As the exodus from Myanmar continues, The Globe and Mail's Asia correspondent Nathan VanderKlippe is in Bangladesh and details the harrowing accounts of some of the 370,000 who have managed to flee the country.
Toronto house prices unlikely to fall further, report says
Toronto house prices are unlikely to see further major drops as the number of house listings in the city compared to monthly sales is back in balance. A new National Bank of Canada report said the ratio of listings to sales in the Greater Toronto Area hit 2 1/2 months, suggesting the market is back in long-term balance, which will limit the risk of further significant price corrections. Average home prices across the GTA fell by more than 20 per cent from April to August.
Equifax hack likely affected only Canadians with dealings in U.S.
Equifax Canada is telling its consumers that only Canadians who have accounts in the United States are likely to be affected by the massive data breach announced last week. Canadians who have lived, worked or applied for credit south of the border could be at risk of having their personal data compromised, the credit monitoring agency said. Equifax said last Thursday that the private information of up to 143-million Americans, along with an undisclosed number of Canadians, was undermined as a result of a security breach.
Canada's main stock index fell on Wednesday as big declines in the mining sector offset gains by oil and gas companies. The Toronto Stock Exchange's S&P/TSX composite index dropped 0.11 per cent to 15,126.81. All three Wall Street indexes posted record closes as jumps in consumer discretionary and energy stocks countered losses in Apple. The Dow Jones Industrial Average rose 0.17 per cent to end at 22,156.66, the S&P 500 gained 0.07 per cent to end at 2,498.31 and the Nasdaq Composite added 0.09 per cent to end at 6,460.19.
The International Olympic Committee awarded the 2024 summer Olympic Games to Paris and the 2028 edition to Los Angeles following a vote in Lima, Peru, on Wednesday. Paris, which has hosted two previous Olympics, will stage the event 100 years after its last Games in 1924 while Los Angeles will organize its third Games after hosting it in 1932 and 1984.

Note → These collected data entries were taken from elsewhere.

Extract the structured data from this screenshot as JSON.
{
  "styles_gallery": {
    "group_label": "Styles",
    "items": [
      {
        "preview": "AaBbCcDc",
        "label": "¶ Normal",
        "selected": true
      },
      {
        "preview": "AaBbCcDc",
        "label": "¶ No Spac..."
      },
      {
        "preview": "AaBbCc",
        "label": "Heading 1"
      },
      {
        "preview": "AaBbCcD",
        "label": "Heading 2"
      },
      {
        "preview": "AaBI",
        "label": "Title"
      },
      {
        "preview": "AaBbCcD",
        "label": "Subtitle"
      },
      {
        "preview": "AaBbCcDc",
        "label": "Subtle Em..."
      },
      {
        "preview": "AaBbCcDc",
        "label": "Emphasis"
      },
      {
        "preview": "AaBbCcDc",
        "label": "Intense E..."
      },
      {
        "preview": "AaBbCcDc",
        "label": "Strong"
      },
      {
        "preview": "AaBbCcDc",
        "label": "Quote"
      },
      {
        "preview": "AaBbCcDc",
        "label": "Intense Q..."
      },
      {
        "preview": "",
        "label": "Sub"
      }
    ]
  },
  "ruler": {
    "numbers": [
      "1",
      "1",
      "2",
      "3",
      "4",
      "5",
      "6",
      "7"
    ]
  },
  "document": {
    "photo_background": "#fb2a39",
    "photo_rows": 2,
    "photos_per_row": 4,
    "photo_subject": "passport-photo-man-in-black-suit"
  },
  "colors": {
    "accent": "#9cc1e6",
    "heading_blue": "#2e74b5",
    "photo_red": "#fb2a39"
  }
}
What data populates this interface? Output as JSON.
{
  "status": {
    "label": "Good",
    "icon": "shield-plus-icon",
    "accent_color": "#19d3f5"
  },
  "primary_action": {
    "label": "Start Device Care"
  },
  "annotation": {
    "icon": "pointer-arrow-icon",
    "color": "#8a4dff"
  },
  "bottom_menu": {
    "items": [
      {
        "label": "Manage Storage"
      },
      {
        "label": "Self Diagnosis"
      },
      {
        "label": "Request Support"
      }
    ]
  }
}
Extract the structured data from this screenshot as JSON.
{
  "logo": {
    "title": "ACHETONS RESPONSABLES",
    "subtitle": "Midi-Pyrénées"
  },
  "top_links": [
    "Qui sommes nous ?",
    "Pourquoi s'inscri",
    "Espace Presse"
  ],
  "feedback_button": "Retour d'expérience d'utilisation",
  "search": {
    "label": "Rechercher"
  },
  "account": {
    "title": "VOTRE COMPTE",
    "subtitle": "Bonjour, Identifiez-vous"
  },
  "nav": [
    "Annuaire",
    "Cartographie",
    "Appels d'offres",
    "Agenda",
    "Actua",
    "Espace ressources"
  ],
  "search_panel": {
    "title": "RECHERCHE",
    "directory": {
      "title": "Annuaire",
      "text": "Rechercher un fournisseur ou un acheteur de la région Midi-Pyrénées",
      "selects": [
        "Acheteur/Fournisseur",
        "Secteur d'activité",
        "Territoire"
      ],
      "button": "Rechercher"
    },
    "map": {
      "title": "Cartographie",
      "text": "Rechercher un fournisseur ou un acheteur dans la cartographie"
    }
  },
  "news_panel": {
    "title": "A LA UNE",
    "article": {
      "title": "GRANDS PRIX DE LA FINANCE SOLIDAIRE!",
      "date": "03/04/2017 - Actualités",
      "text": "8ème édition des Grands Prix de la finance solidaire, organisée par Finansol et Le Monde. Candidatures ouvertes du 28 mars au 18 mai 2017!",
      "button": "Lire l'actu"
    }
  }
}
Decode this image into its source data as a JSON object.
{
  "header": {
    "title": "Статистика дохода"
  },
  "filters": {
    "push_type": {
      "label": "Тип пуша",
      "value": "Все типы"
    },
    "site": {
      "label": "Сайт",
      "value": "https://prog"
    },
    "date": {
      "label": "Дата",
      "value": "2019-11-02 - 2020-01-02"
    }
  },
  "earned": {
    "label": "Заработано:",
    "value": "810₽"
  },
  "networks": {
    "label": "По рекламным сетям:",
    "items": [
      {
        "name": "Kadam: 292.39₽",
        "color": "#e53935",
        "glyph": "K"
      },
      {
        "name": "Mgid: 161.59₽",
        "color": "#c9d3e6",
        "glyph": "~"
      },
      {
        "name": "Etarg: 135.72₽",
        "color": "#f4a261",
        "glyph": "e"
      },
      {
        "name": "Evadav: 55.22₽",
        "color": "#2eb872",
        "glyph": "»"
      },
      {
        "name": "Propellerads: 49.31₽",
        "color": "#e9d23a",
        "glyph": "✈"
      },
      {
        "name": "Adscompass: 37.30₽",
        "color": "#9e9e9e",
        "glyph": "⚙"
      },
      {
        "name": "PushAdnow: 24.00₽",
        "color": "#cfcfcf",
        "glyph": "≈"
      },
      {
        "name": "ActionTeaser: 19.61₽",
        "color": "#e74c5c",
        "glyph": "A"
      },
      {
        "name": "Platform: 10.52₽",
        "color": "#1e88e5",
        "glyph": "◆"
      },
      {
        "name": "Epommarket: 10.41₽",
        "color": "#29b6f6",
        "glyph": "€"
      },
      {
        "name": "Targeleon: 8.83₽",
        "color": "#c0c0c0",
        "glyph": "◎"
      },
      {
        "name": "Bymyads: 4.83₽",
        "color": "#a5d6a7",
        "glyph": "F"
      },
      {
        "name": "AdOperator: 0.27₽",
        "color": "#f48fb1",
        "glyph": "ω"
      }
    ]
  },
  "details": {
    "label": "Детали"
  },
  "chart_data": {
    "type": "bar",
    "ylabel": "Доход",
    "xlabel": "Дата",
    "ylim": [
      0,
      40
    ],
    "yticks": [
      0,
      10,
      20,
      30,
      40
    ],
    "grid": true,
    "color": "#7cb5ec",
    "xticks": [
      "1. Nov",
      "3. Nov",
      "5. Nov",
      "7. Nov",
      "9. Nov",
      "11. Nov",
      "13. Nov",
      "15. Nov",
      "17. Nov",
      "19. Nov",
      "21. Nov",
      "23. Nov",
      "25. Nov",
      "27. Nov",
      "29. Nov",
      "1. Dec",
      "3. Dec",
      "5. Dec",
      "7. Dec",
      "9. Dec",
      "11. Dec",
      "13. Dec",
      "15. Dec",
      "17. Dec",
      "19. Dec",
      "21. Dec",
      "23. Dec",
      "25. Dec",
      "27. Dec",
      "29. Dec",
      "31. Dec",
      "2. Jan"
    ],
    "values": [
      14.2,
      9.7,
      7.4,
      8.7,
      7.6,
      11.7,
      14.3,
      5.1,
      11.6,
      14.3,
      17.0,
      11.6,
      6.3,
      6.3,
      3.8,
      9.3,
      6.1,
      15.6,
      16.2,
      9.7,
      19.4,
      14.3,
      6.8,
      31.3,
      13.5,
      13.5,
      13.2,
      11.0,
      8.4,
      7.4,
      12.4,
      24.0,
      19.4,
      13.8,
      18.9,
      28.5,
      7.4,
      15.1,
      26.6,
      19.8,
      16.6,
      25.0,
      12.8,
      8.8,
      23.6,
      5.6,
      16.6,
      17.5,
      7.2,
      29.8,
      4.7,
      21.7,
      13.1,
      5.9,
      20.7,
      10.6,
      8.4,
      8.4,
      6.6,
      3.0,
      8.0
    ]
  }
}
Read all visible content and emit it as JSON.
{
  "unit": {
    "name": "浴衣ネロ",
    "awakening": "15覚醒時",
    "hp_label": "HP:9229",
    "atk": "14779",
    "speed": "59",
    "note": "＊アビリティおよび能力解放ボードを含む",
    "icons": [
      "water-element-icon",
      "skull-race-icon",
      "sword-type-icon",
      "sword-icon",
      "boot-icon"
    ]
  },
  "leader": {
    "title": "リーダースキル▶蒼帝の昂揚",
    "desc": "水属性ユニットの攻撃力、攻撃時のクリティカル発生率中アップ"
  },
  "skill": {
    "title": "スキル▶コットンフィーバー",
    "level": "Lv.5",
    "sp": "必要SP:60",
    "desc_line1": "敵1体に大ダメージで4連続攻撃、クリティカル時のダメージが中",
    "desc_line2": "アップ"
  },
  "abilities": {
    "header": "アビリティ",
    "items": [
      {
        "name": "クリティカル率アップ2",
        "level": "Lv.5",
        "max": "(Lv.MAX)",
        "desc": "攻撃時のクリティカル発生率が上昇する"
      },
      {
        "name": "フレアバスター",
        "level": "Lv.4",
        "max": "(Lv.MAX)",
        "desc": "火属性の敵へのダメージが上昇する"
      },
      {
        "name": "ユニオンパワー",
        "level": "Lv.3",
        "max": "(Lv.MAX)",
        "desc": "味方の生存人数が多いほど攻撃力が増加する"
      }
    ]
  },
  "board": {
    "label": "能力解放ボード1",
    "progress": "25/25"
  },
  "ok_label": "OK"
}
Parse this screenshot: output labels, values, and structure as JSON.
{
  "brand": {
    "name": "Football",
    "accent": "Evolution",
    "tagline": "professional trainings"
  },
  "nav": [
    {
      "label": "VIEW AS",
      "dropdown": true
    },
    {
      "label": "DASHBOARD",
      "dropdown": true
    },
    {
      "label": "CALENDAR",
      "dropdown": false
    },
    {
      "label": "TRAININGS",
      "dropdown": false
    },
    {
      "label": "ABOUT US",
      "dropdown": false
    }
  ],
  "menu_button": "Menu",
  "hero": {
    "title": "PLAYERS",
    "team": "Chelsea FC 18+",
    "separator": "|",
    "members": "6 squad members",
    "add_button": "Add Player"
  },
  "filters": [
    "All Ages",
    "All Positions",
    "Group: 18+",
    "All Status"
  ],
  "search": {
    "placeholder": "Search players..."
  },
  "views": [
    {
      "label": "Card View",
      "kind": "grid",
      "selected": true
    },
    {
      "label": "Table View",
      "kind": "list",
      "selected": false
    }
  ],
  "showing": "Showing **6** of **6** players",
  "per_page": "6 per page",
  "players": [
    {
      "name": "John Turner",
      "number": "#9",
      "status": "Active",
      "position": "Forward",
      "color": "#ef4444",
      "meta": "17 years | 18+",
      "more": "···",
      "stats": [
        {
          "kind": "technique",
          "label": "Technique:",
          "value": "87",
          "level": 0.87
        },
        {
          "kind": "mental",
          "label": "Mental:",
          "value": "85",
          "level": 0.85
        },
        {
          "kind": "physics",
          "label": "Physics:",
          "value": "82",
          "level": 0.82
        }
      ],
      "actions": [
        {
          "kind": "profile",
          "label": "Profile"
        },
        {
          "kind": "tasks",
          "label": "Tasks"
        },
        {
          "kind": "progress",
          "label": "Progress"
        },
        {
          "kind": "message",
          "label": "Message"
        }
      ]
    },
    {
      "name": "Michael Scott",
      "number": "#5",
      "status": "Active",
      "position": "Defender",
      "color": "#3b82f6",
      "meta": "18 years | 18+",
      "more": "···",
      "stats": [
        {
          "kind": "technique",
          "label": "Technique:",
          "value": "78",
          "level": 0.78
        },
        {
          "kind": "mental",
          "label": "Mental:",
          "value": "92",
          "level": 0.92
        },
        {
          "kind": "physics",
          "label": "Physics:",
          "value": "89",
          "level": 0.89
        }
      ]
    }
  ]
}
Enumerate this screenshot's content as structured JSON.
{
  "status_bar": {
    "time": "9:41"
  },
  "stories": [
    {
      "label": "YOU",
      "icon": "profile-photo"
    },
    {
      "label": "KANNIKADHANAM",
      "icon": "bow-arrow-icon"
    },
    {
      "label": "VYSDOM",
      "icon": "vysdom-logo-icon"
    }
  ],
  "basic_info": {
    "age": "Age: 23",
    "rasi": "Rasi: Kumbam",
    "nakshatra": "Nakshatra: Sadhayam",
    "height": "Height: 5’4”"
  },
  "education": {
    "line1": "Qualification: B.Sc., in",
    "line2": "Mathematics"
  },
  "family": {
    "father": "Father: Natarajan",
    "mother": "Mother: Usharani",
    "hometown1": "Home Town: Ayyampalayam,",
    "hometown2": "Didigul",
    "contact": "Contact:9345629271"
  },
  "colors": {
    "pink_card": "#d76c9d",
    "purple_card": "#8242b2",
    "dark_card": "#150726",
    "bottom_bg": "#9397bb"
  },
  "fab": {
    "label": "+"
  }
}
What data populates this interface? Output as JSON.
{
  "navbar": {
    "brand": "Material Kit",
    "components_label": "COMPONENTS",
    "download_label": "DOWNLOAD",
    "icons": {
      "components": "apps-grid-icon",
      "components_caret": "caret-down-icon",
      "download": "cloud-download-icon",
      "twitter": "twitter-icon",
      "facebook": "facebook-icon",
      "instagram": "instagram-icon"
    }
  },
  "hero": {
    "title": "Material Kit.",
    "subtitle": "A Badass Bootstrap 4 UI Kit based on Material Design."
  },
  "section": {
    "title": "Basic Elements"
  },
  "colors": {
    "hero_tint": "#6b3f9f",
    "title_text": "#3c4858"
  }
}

Tax fight puts crass politics ahead of sound economics
"We used to think lawyers got a bad rap, what with an entire category of jokes devoted to their sleazy excuses for racking up billable hours. They've been replaced by doctors as the wealthy professionals Canadians love to resent." – Konrad Yakabuski
Marijuana policy: Are we protecting our children?
"I'm here to be a wet blanket: As legalization approaches, let's focus on (spoiler alert, old lady phrase) our young people." – Denise Balkissoon
How the U.S. went haywire? It's in the country's genes
"The argument goes, the great experiment in liberty is going off the rails to the point where a postfactual culture has emerged. Those on the fringe were always in abundance but lacked a platform. The dam burst with the arrival of the Internet and now the dross overflows the country. Look for more demagogic leaders selling snake oil to make good." – Lawrence Martin
Recent research has shown that the mind – along with other nonpharmacological remedies – can be powerful medicine to relieve many kinds of chronic or recurrent pains, especially low back pain.
LONG READS FOR A LONG COMMUTE
After 13 years spent orbiting Saturn, the Cassini spacecraft's mission is ending. Cassini has buzzed around Saturn's planetary namesake for the past 13 years and, in the process, utterly transformed scientists' understanding of the solar system's most visually spectacular world. Its mission comes to an end this week.